Xcode custom behaviors

A lot of you might have noticed, that when you are writing application in Xcode, you constantly perform some routine stuff: run product, open console, check for NSLogs or use some LLDB stuff, stop product, close console to have some more space for code. When you use breakpoints, then number of actions you have to perform each time to see exactly what you need at this very moment becomes cumbersome and tedious. And here is where Xcode custom behaviors can be very handy.

I won't go through each and every feature there, I will leave them to you to discover. However, I will show my own Xcode behaviors, which consists of only two of them, actually.


Xcode custom behaviors - Build

I use only one behavior during build time - the one that shows me how much warnings I have and where specifically. I don't remember if it is a default configuration, but I find it nice. During the product build I usually just stare and the progress bar. The process is pretty fast though, but as a little reminder about your custom #warning preprocessor marks.



Xcode custom behaviors - Running

In Pause action, that is when you hit a breakpoint or getting into the Debug View Hierarchy, which both, basically, pause your app, you get the most of the changes in the Xcode's UI.

First of all, a new tab is going to be created and calls Fix. I call it fix, as I usually stumble into this screen when I hit an exception breakpoint. Then a Debug navigator is going to be showed. It doesn't matter, whether you had it previously or not - it will be opened in any case.

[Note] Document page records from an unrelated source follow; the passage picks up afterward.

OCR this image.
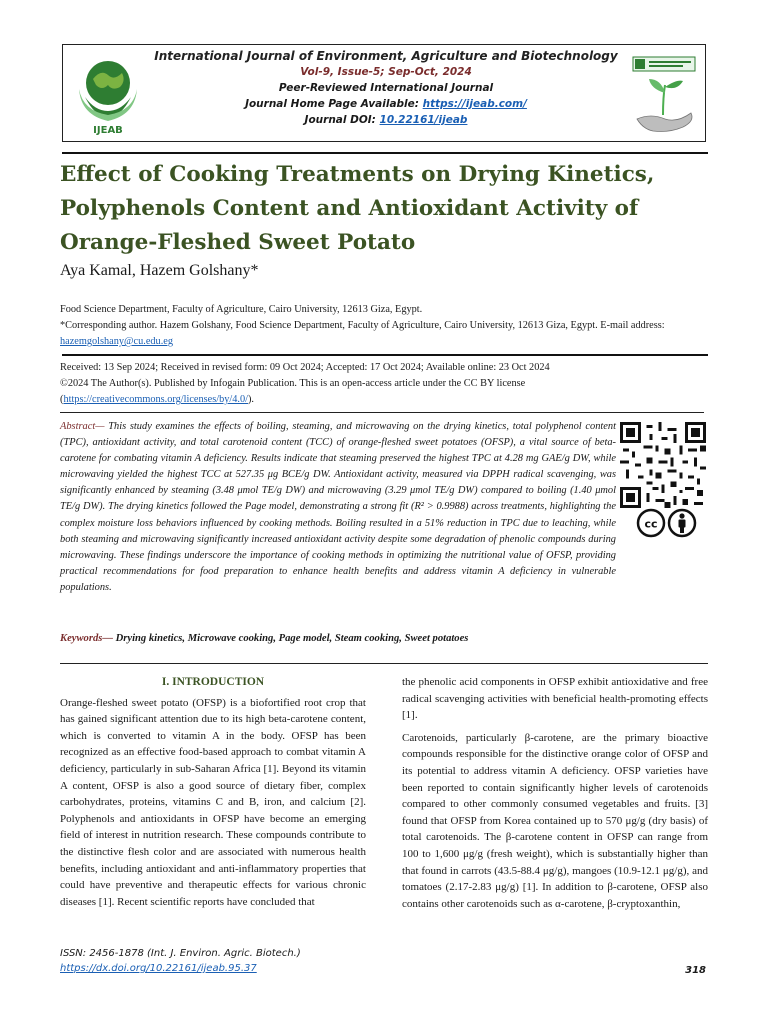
IJEAB
International Journal of Environment, Agriculture and Biotechnology
Vol-9, Issue-5; Sep-Oct, 2024
Peer-Reviewed International Journal
Journal Home Page Available: https://ijeab.com/
Journal DOI: 10.22161/ijeab
Effect of Cooking Treatments on Drying Kinetics, Polyphenols Content and Antioxidant Activity of Orange-Fleshed Sweet Potato
Aya Kamal, Hazem Golshany*
Food Science Department, Faculty of Agriculture, Cairo University, 12613 Giza, Egypt.
*Corresponding author. Hazem Golshany, Food Science Department, Faculty of Agriculture, Cairo University, 12613 Giza, Egypt. E-mail address: hazemgolshany@cu.edu.eg
Received: 13 Sep 2024; Received in revised form: 09 Oct 2024; Accepted: 17 Oct 2024; Available online: 23 Oct 2024
©2024 The Author(s). Published by Infogain Publication. This is an open-access article under the CC BY license
(https://creativecommons.org/licenses/by/4.0/).

Abstract— This study examines the effects of boiling, steaming, and microwaving on the drying kinetics, total polyphenol content (TPC), antioxidant activity, and total carotenoid content (TCC) of orange-fleshed sweet potatoes (OFSP), a vital source of beta-carotene for combating vitamin A deficiency. Results indicate that steaming preserved the highest TPC at 4.28 mg GAE/g DW, while microwaving yielded the highest TCC at 527.35 μg BCE/g DW. Antioxidant activity, measured via DPPH radical scavenging, was significantly enhanced by steaming (3.48 μmol TE/g DW) and microwaving (3.29 μmol TE/g DW) compared to boiling (1.40 μmol TE/g DW). The drying kinetics followed the Page model, demonstrating a strong fit (R² > 0.9988) across treatments, highlighting the complex moisture loss behaviors influenced by cooking methods. Boiling resulted in a 51% reduction in TPC due to leaching, while both steaming and microwaving significantly increased antioxidant activity despite some degradation of phenolic compounds during microwaving. These findings underscore the importance of cooking methods in optimizing the nutritional value of OFSP, providing practical recommendations for food preparation to enhance health benefits and address vitamin A deficiency in vulnerable populations.

cc
Keywords— Drying kinetics, Microwave cooking, Page model, Steam cooking, Sweet potatoes
I. INTRODUCTION

Orange-fleshed sweet potato (OFSP) is a biofortified root crop that has gained significant attention due to its high beta-carotene content, which is converted to vitamin A in the body. OFSP has been recognized as an effective food-based approach to combat vitamin A deficiency, particularly in sub-Saharan Africa [1]. Beyond its vitamin A content, OFSP is also a good source of dietary fiber, complex carbohydrates, proteins, vitamins C and B, iron, and calcium [2]. Polyphenols and antioxidants in OFSP have become an emerging field of interest in nutrition research. These compounds contribute to the distinctive flesh color and are associated with numerous health benefits, including antioxidant and anti-inflammatory properties that could have preventive and therapeutic effects for various chronic diseases [1]. Recent scientific reports have concluded that

the phenolic acid components in OFSP exhibit antioxidative and free radical scavenging activities with beneficial health-promoting effects [1].

Carotenoids, particularly β-carotene, are the primary bioactive compounds responsible for the distinctive orange color of OFSP and its potential to address vitamin A deficiency. OFSP varieties have been reported to contain significantly higher levels of carotenoids compared to other commonly consumed vegetables and fruits. [3] found that OFSP from Korea contained up to 570 μg/g (dry basis) of total carotenoids. The β-carotene content in OFSP can range from 100 to 1,600 μg/g (fresh weight), which is substantially higher than that found in carrots (43.5-88.4 μg/g), mangoes (10.9-12.1 μg/g), and tomatoes (2.17-2.83 μg/g) [1]. In addition to β-carotene, OFSP also contains other carotenoids such as α-carotene, β-cryptoxanthin,

ISSN: 2456-1878 (Int. J. Environ. Agric. Biotech.)
https://dx.doi.org/10.22161/ijeab.95.37	318
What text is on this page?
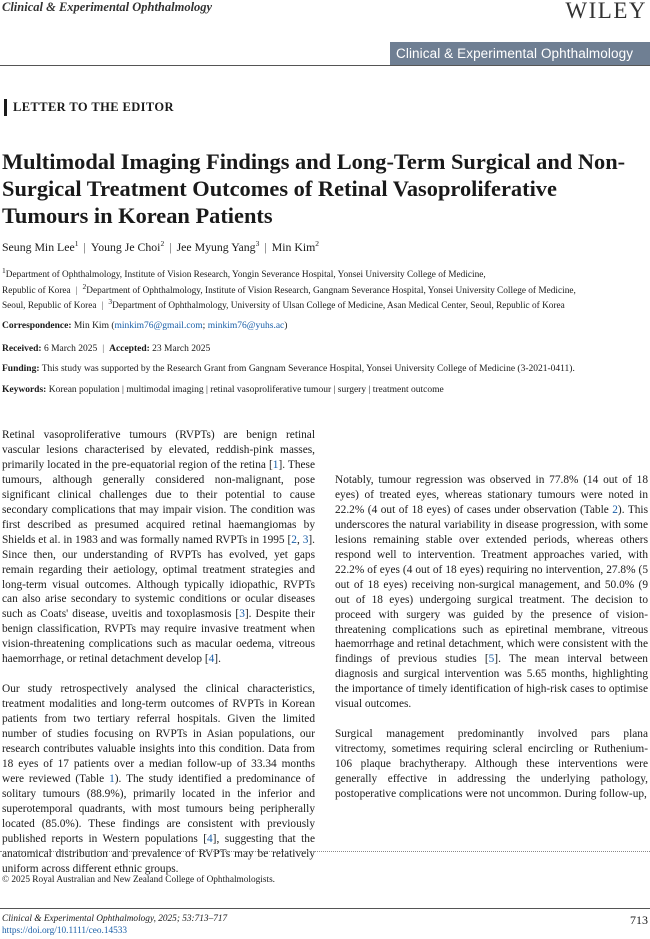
Clinical & Experimental Ophthalmology	WILEY
Clinical & Experimental Ophthalmology
LETTER TO THE EDITOR
Multimodal Imaging Findings and Long-Term Surgical and Non-Surgical Treatment Outcomes of Retinal Vasoproliferative Tumours in Korean Patients
Seung Min Lee$^1$ | Young Je Choi$^2$ | Jee Myung Yang$^3$ | Min Kim$^2$
$^1$Department of Ophthalmology, Institute of Vision Research, Yongin Severance Hospital, Yonsei University College of Medicine,
Republic of Korea | $^2$Department of Ophthalmology, Institute of Vision Research, Gangnam Severance Hospital, Yonsei University College of Medicine,
Seoul, Republic of Korea | $^3$Department of Ophthalmology, University of Ulsan College of Medicine, Asan Medical Center, Seoul, Republic of Korea
Correspondence: Min Kim (minkim76@gmail.com; minkim76@yuhs.ac)
Received: 6 March 2025 | Accepted: 23 March 2025
Funding: This study was supported by the Research Grant from Gangnam Severance Hospital, Yonsei University College of Medicine (3-2021-0411).
Keywords: Korean population | multimodal imaging | retinal vasoproliferative tumour | surgery | treatment outcome

Retinal vasoproliferative tumours (RVPTs) are benign retinal vascular lesions characterised by elevated, reddish-pink masses, primarily located in the pre-equatorial region of the retina [1]. These tumours, although generally considered non-malignant, pose significant clinical challenges due to their potential to cause secondary complications that may impair vision. The condition was first described as presumed acquired retinal haemangiomas by Shields et al. in 1983 and was formally named RVPTs in 1995 [2, 3]. Since then, our understanding of RVPTs has evolved, yet gaps remain regarding their aetiology, optimal treatment strategies and long-term visual outcomes. Although typically idiopathic, RVPTs can also arise secondary to systemic conditions or ocular diseases such as Coats' disease, uveitis and toxoplasmosis [3]. Despite their benign classification, RVPTs may require invasive treatment when vision-threatening complications such as macular oedema, vitreous haemorrhage, or retinal detachment develop [4].

Our study retrospectively analysed the clinical characteristics, treatment modalities and long-term outcomes of RVPTs in Korean patients from two tertiary referral hospitals. Given the limited number of studies focusing on RVPTs in Asian populations, our research contributes valuable insights into this condition. Data from 18 eyes of 17 patients over a median follow-up of 33.34 months were reviewed (Table 1). The study identified a predominance of solitary tumours (88.9%), primarily located in the inferior and superotemporal quadrants, with most tumours being peripherally located (85.0%). These findings are consistent with previously published reports in Western populations [4], suggesting that the anatomical distribution and prevalence of RVPTs may be relatively uniform across different ethnic groups.

Notably, tumour regression was observed in 77.8% (14 out of 18 eyes) of treated eyes, whereas stationary tumours were noted in 22.2% (4 out of 18 eyes) of cases under observation (Table 2). This underscores the natural variability in disease progression, with some lesions remaining stable over extended periods, whereas others respond well to intervention. Treatment approaches varied, with 22.2% of eyes (4 out of 18 eyes) requiring no intervention, 27.8% (5 out of 18 eyes) receiving non-surgical management, and 50.0% (9 out of 18 eyes) undergoing surgical treatment. The decision to proceed with surgery was guided by the presence of vision-threatening complications such as epiretinal membrane, vitreous haemorrhage and retinal detachment, which were consistent with the findings of previous studies [5]. The mean interval between diagnosis and surgical intervention was 5.65 months, highlighting the importance of timely identification of high-risk cases to optimise visual outcomes.

Surgical management predominantly involved pars plana vitrectomy, sometimes requiring scleral encircling or Ruthenium-106 plaque brachytherapy. Although these interventions were generally effective in addressing the underlying pathology, postoperative complications were not uncommon. During follow-up,

© 2025 Royal Australian and New Zealand College of Ophthalmologists.
Clinical & Experimental Ophthalmology, 2025; 53:713–717
https://doi.org/10.1111/ceo.14533
713
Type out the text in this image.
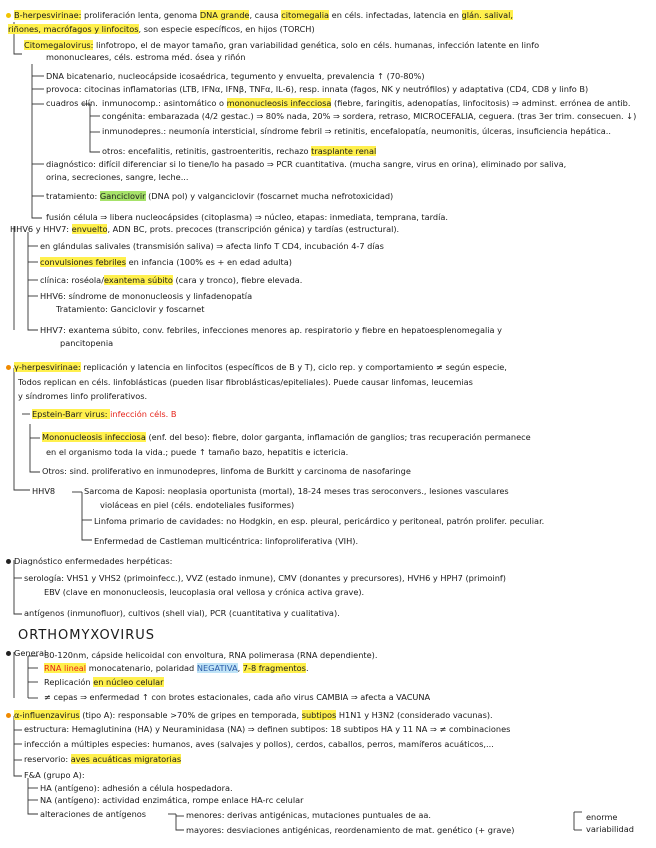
B-herpesvirinae: proliferación lenta, genoma DNA grande, causa citomegalia en céls. infectadas, latencia en glán. salival,
riñones, macrófagos y linfocitos, son especie específicos, en hijos (TORCH)
Citomegalovirus: linfotropo, el de mayor tamaño, gran variabilidad genética, solo en céls. humanas, infección latente en linfo
mononucleares, céls. estroma méd. ósea y riñón
DNA bicatenario, nucleocápside icosaédrica, tegumento y envuelta, prevalencia ↑ (70-80%)
provoca: citocinas inflamatorias (LTB, IFNα, IFNβ, TNFα, IL-6), resp. innata (fagos, NK y neutrófilos) y adaptativa (CD4, CD8 y linfo B)
cuadros clín. inmunocomp.: asintomático o mononucleosis infecciosa (fiebre, faringitis, adenopatías, linfocitosis) ⇒ adminst. errónea de antib.
congénita: embarazada (4/2 gestac.) ⇒ 80% nada, 20% ⇒ sordera, retraso, MICROCEFALIA, ceguera. (tras 3er trim. consecuen. ↓)
inmunodepres.: neumonía intersticial, síndrome febril ⇒ retinitis, encefalopatía, neumonitis, úlceras, insuficiencia hepática..
otros: encefalitis, retinitis, gastroenteritis, rechazo trasplante renal
diagnóstico: difícil diferenciar si lo tiene/lo ha pasado ⇒ PCR cuantitativa. (mucha sangre, virus en orina), eliminado por saliva,
orina, secreciones, sangre, leche...
tratamiento: Ganciclovir (DNA pol) y valganciclovir (foscarnet mucha nefrotoxicidad)
fusión célula ⇒ libera nucleocápsides (citoplasma) ⇒ núcleo, etapas: inmediata, temprana, tardía.
HHV6 y HHV7: envuelto, ADN BC, prots. precoces (transcripción génica) y tardías (estructural).
en glándulas salivales (transmisión saliva) ⇒ afecta linfo T CD4, incubación 4-7 días
convulsiones febriles en infancia (100% es + en edad adulta)
clínica: roséola/exantema súbito (cara y tronco), fiebre elevada.
HHV6: síndrome de mononucleosis y linfadenopatía
Tratamiento: Ganciclovir y foscarnet
HHV7: exantema súbito, conv. febriles, infecciones menores ap. respiratorio y fiebre en hepatoesplenomegalia y
pancitopenia
γ-herpesvirinae: replicación y latencia en linfocitos (específicos de B y T), ciclo rep. y comportamiento ≠ según especie,
Todos replican en céls. linfoblásticas (pueden lisar fibroblásticas/epiteliales). Puede causar linfomas, leucemias
y síndromes linfo proliferativos.
Epstein-Barr virus: infección céls. B
Mononucleosis infecciosa (enf. del beso): fiebre, dolor garganta, inflamación de ganglios; tras recuperación permanece
en el organismo toda la vida.; puede ↑ tamaño bazo, hepatitis e ictericia.
Otros: sind. proliferativo en inmunodepres, linfoma de Burkitt y carcinoma de nasofaringe
HHV8	Sarcoma de Kaposi: neoplasia oportunista (mortal), 18-24 meses tras seroconvers., lesiones vasculares
violáceas en piel (céls. endoteliales fusiformes)
Linfoma primario de cavidades: no Hodgkin, en esp. pleural, pericárdico y peritoneal, patrón prolifer. peculiar.
Enfermedad de Castleman multicéntrica: linfoproliferativa (VIH).
Diagnóstico enfermedades herpéticas:
serología: VHS1 y VHS2 (primoinfecc.), VVZ (estado inmune), CMV (donantes y precursores), HVH6 y HPH7 (primoinf)
EBV (clave en mononucleosis, leucoplasia oral vellosa y crónica activa grave).
antígenos (inmunofluor), cultivos (shell vial), PCR (cuantitativa y cualitativa).
ORTHOMYXOVIRUS
General
80-120nm, cápside helicoidal con envoltura, RNA polimerasa (RNA dependiente).
RNA lineal monocatenario, polaridad NEGATIVA, 7-8 fragmentos.
Replicación en núcleo celular
≠ cepas ⇒ enfermedad ↑ con brotes estacionales, cada año virus CAMBIA ⇒ afecta a VACUNA
α-influenzavirus (tipo A): responsable >70% de gripes en temporada, subtipos H1N1 y H3N2 (considerado vacunas).
estructura: Hemaglutinina (HA) y Neuraminidasa (NA) ⇒ definen subtipos: 18 subtipos HA y 11 NA ⇒ ≠ combinaciones
infección a múltiples especies: humanos, aves (salvajes y pollos), cerdos, caballos, perros, mamíferos acuáticos,...
reservorio: aves acuáticas migratorias
F&A (grupo A):
HA (antígeno): adhesión a célula hospedadora.
NA (antígeno): actividad enzimática, rompe enlace HA-rc celular
alteraciones de antígenos	menores: derivas antigénicas, mutaciones puntuales de aa.
mayores: desviaciones antigénicas, reordenamiento de mat. genético (+ grave)
enorme
variabilidad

Afterwards you will see a Debuger with Variables and Console View already opened for you. Also Utilities View will be hidden, because we will have not that much space alredy, and most of the time I don't need Utilities View during Pause.

Generates output

Xcode custom behaviors - Generate output

This is my most used part of the Xcode behaviors, and mostly any other developer. This option is also very helpful for me - it opens a new tab with name Console. A new tab with only one huge Console View for the whole tab and hides every other view.

So there you have it. You have just upgraded your Xcode with some neat features. Go ahead and experiment with couple others, see if you find them handy.